Few pundits are thrilled with the Afghanistan war strategy President Obama laid out Tuesday night. Especially unpopular
is his timetable for drawing down troop levels beginning in July 2011.
Conservative worry it will encourage the Taliban to
"wait out" our departure; liberals worry that Obama will drag his feet
and protract pulling out troops. Foreign Policy's Marc Lynch,
typically a supporter of Obama's, shares both concerns. But Lynch goes a step further and tells his fellow skeptics what they can--and should--do.
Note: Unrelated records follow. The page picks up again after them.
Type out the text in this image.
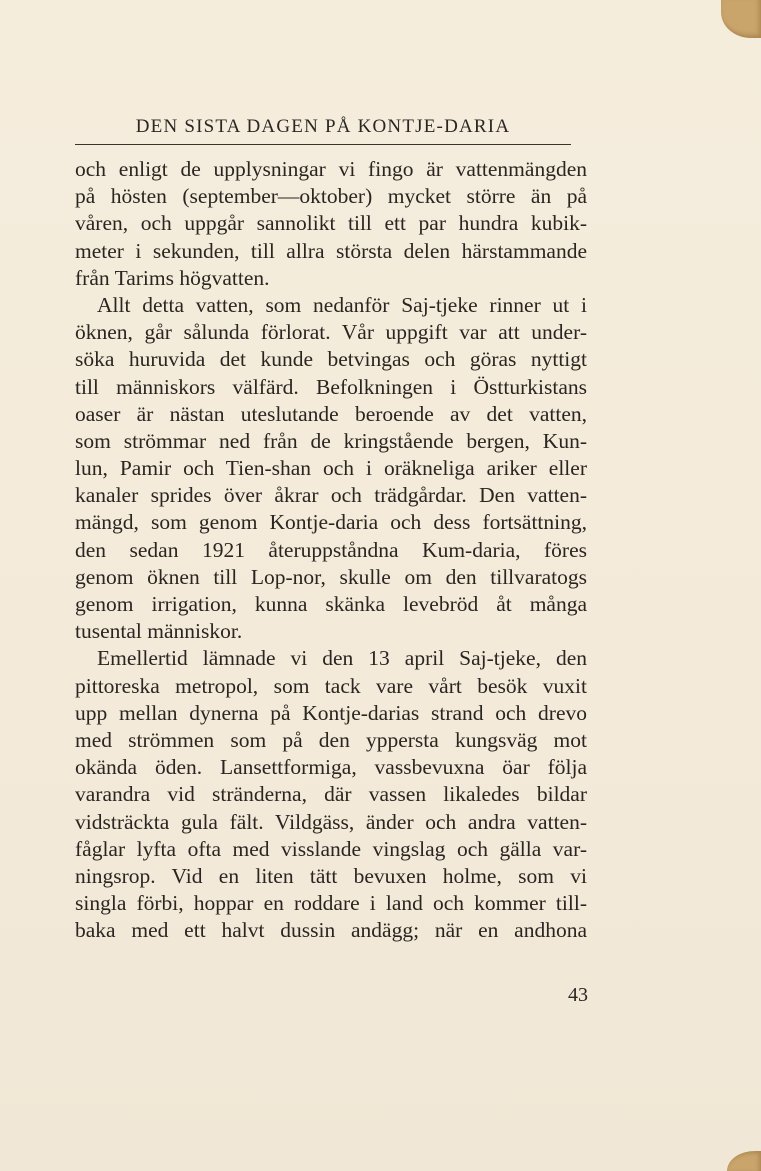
DEN SISTA DAGEN PÅ KONTJE-DARIA
och enligt de upplysningar vi fingo är vattenmängden
på hösten (september—oktober) mycket större än på
våren, och uppgår sannolikt till ett par hundra kubik-
meter i sekunden, till allra största delen härstammande
från Tarims högvatten.
Allt detta vatten, som nedanför Saj-tjeke rinner ut i
öknen, går sålunda förlorat. Vår uppgift var att under-
söka huruvida det kunde betvingas och göras nyttigt
till människors välfärd. Befolkningen i Östturkistans
oaser är nästan uteslutande beroende av det vatten,
som strömmar ned från de kringstående bergen, Kun-
lun, Pamir och Tien-shan och i oräkneliga ariker eller
kanaler sprides över åkrar och trädgårdar. Den vatten-
mängd, som genom Kontje-daria och dess fortsättning,
den sedan 1921 återuppståndna Kum-daria, föres
genom öknen till Lop-nor, skulle om den tillvaratogs
genom irrigation, kunna skänka levebröd åt många
tusental människor.
Emellertid lämnade vi den 13 april Saj-tjeke, den
pittoreska metropol, som tack vare vårt besök vuxit
upp mellan dynerna på Kontje-darias strand och drevo
med strömmen som på den yppersta kungsväg mot
okända öden. Lansettformiga, vassbevuxna öar följa
varandra vid stränderna, där vassen likaledes bildar
vidsträckta gula fält. Vildgäss, änder och andra vatten-
fåglar lyfta ofta med visslande vingslag och gälla var-
ningsrop. Vid en liten tätt bevuxen holme, som vi
singla förbi, hoppar en roddare i land och kommer till-
baka med ett halvt dussin andägg; när en andhona
43
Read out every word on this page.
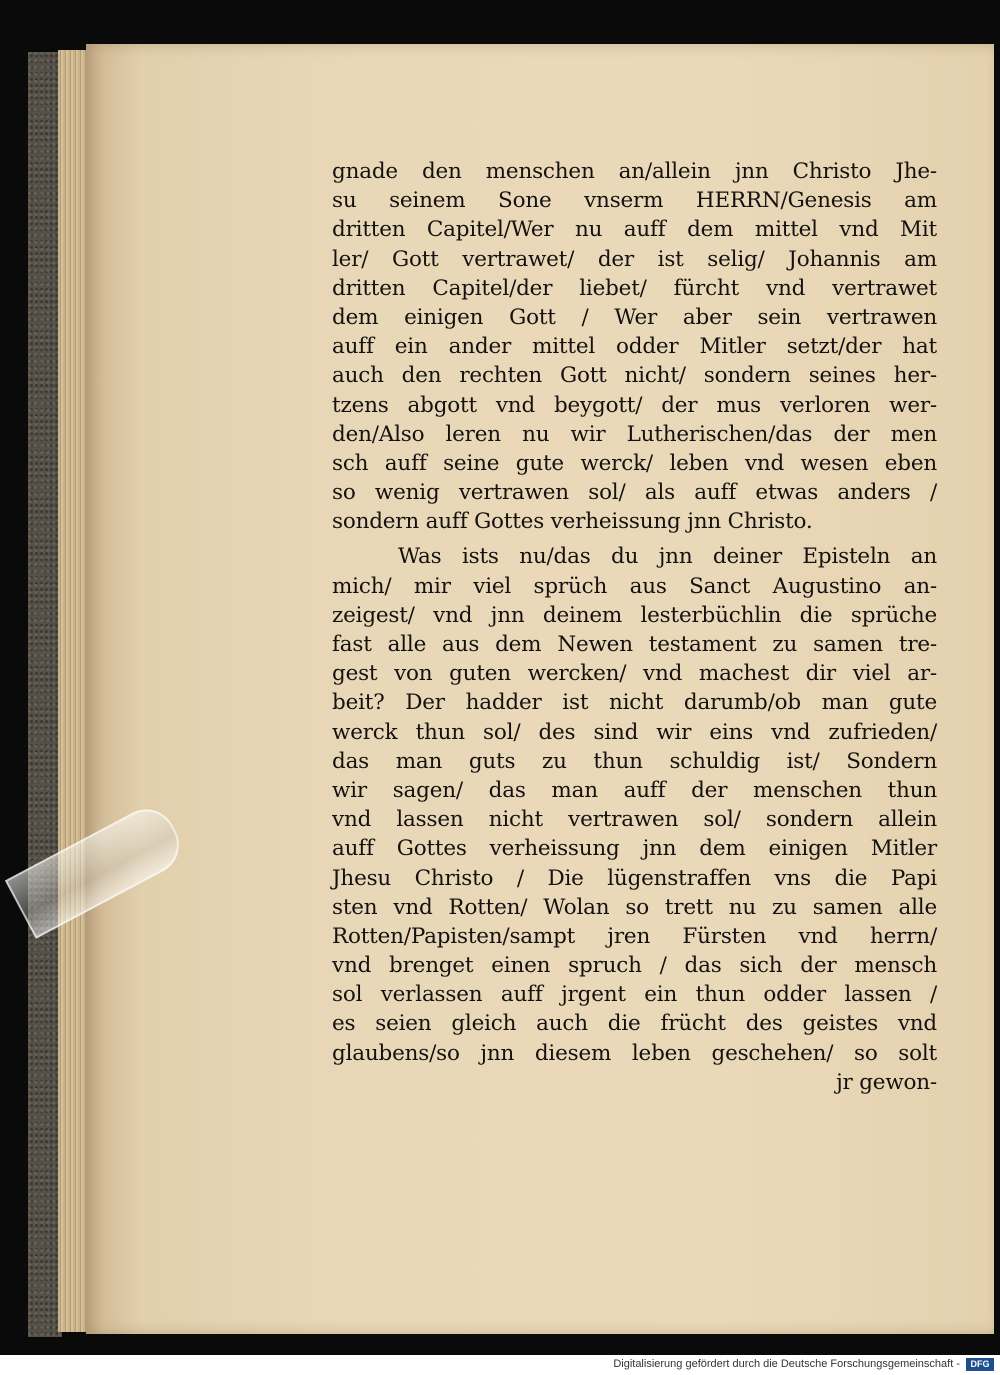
gnade den menschen an/allein jnn Christo Jhe-
su seinem Sone vnserm HERRN/Genesis am
dritten Capitel/Wer nu auff dem mittel vnd Mit
ler/ Gott vertrawet/ der ist selig/ Johannis am
dritten Capitel/der liebet/ fürcht vnd vertrawet
dem einigen Gott / Wer aber sein vertrawen
auff ein ander mittel odder Mitler setzt/der hat
auch den rechten Gott nicht/ sondern seines her-
tzens abgott vnd beygott/ der mus verloren wer-
den/Also leren nu wir Lutherischen/das der men
sch auff seine gute werck/ leben vnd wesen eben
so wenig vertrawen sol/ als auff etwas anders /
sondern auff Gottes verheissung jnn Christo.
Was ists nu/das du jnn deiner Episteln an
mich/ mir viel sprüch aus Sanct Augustino an-
zeigest/ vnd jnn deinem lesterbüchlin die sprüche
fast alle aus dem Newen testament zu samen tre-
gest von guten wercken/ vnd machest dir viel ar-
beit? Der hadder ist nicht darumb/ob man gute
werck thun sol/ des sind wir eins vnd zufrieden/
das man guts zu thun schuldig ist/ Sondern
wir sagen/ das man auff der menschen thun
vnd lassen nicht vertrawen sol/ sondern allein
auff Gottes verheissung jnn dem einigen Mitler
Jhesu Christo / Die lügenstraffen vns die Papi
sten vnd Rotten/ Wolan so trett nu zu samen alle
Rotten/Papisten/sampt jren Fürsten vnd herrn/
vnd brenget einen spruch / das sich der mensch
sol verlassen auff jrgent ein thun odder lassen /
es seien gleich auch die frücht des geistes vnd
glaubens/so jnn diesem leben geschehen/ so solt
jr gewon-
Digitalisierung gefördert durch die Deutsche Forschungsgemeinschaft -	DFG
I believe that Obama and his team really want things to work out this way, and have carefully thought through how to work it. But when things don't go their way, will they really follow through on their promises to draw down? Few people believe that. And if they don't believe it, then the mechanism of pressure doesn't operate. So it seems to me that the best way for skeptics such as myself to help this strategy to succeed is to keep a sharp focus on the proposed mechanisms of change, demanding evidence that they are actually happening, and to hold the administration to its pledges to maintaining a clear time horizon and to avoiding the iron logic of serial escalations of a failing enterprise.Complaining about what the Commander-in-Chief should have done is a favorite pundit pastime. But Lynch reminds us that Americans in general and pundits in particular play a very real role in shaping policy. Rather than just accept as a foregone conclusion that Obama will fail to follow through on the timetable, Lynch insists we can hold him accountable--and that this, indeed, may be part of the president's plan.
Generating domestic pressure to make his commitments on a time horizon and this not becoming an endless series of futile escalations credible will be one of the most important things which Obama's skeptical supporters can do over the next year. And Obama clearly understands that.